Darbecilerle hesaplaşma bahanesiyle bir yandan hukuk ve demokrasiyi askıya alarak fiilî başkanlık rejimini hayata geçiren AKP, diğer taraftan rejimin karakterine uygun biçimde kamu mimarisini yapılandırmaya çalışmış ve ekonomik programı aynı hızla yürürlüğe koymuştur. Sermayenin olağan koşullarda planlayıp hayata geçiremediği uygulamaları OHAL’de yangından mal kaçırırcasına yürürlüğe konmuştur.
OHAL koşullarında açıklanan OVP (2017-2019) ve 2017 yılı programı, sermaye için olağanüstü sömürü olanakları yaratmıştır. Olağanüstü dönem, sermaye tarafından olağanüstü yağma fırsatı olarak değerlendirilmiştir. Kamu-özel ortaklığı gibi tekniklerle bu yağma ve yıkım hızlandırılarak, sermayeye yeni alanlar açılmıştır. Ancak Kanal İstanbul, üçüncü köprü, yeni hava limanı, nükleer santraller (Akkuyu ve Sinop), altyapı projeleri gibi “mega projeler”den oluşan bu yeni alanlar için artık yabancı kaynak bulmak iyice zorlaşmıştı. Bu mali sıkışmışlık AKP rejimini Türkiye Varlık Fonu AŞ’yi kurmaya yöneltmiştir. Bu yeni oluşumla bir nevi paralel bütçe, paralel hazine yaratılmıştır. Böylece, 1215 tarihli Büyük Özgürlükler Sözleşmesi (Magna Carta) ile meclislere verilmiş, neoliberal politikalarla bir hayli tahrip edilmiş bütçe hakkına önemli bir darbe indirilmiştir.
Daha sonra Cumhurbaşkanlığı Hükümet Sistemi olarak adlandırılan otoriter “yeni rejim”in Anayasa’sı ile getirilen bir düzenlemeyle bu hak kullanılmaz bir hale getirilmiştir.

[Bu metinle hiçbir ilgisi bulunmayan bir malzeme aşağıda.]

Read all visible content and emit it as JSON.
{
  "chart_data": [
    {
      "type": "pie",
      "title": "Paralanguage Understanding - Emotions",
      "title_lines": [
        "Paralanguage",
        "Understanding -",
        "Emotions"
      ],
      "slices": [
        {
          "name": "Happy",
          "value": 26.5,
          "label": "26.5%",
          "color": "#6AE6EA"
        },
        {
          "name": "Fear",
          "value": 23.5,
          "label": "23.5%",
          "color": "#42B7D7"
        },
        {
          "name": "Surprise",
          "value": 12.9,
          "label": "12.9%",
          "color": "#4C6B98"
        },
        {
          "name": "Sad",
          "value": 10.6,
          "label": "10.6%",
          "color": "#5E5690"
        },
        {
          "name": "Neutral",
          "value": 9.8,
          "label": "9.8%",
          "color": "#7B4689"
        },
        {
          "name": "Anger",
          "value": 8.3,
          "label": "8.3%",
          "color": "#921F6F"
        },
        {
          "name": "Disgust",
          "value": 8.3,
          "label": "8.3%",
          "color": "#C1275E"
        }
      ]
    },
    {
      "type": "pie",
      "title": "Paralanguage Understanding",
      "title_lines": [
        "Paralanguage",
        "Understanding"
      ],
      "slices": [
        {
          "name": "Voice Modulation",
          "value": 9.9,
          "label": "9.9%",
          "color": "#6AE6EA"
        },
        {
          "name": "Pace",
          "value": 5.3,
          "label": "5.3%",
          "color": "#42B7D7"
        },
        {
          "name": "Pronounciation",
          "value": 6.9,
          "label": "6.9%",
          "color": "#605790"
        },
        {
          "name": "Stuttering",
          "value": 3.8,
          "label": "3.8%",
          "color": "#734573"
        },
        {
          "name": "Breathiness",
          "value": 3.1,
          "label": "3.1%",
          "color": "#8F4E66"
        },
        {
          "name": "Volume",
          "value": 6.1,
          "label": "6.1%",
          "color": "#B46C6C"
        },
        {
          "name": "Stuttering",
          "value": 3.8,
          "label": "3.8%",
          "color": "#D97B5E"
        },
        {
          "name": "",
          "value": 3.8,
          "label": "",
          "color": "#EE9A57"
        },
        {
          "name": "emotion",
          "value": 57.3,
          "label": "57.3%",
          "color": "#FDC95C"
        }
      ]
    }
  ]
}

Bu düzenlemeye göre, Cumhurbaşkanının hazırlayacağı bütçeye Meclis onay vermezse, reddetse dahi önceki yılın bütçe ödenekleri yeniden değerlendirme oranında artırılarak o yılın bütçesi yasalaşarak yürürlüğe girmiş olmaktadır.
Neoliberal politikalara dayalı “Post-Washington Uzlaşısı”nın inşa ettiği bu kalkınma paradigmasının tüm bu unsurları ’80’den beri otoriter yönetimlerle (ilk yıllar askerî rejim, sonrası parlamenter rejim ve CHS) uygulamaya konulabilmiştir. Sorunu sadece parlamenter rejimi talep ederek çözebilmek mümkün değil. Bu gerekli ama yeterli değil.
“Post-Washington Uzlaşısı” yerine kamucu yeni bir kalkınma anlayışı geliştirilmediği sürece merkezine bağımsız merkez bankacılığı ilkesini alan neoliberal politikalar varlığını sürdürecek ve “neoliberalizme karşı olmak” boş bir iddia olmaktan öteye geçemeyecek, kâğıt üzerinde kalacaktır.
Kamucu yeni bir kalkınma anlayışının öngördüğü Merkez Bankasının “yüzü topluma dönük” bir konuma getirilmesi gerekir. Bunun için önce toplum yararını (üstün kamu yararı) gözeten kamucu bir planlamayla katılımcı bir şekilde belirlenmiş politikalar geliştirilmelidir. Ardından Merkez Bankasının mevcut yapısında bu politikalarla uyumlu çalışmasını sağlayacak bir mevzuat değişikliğine gidilmelidir.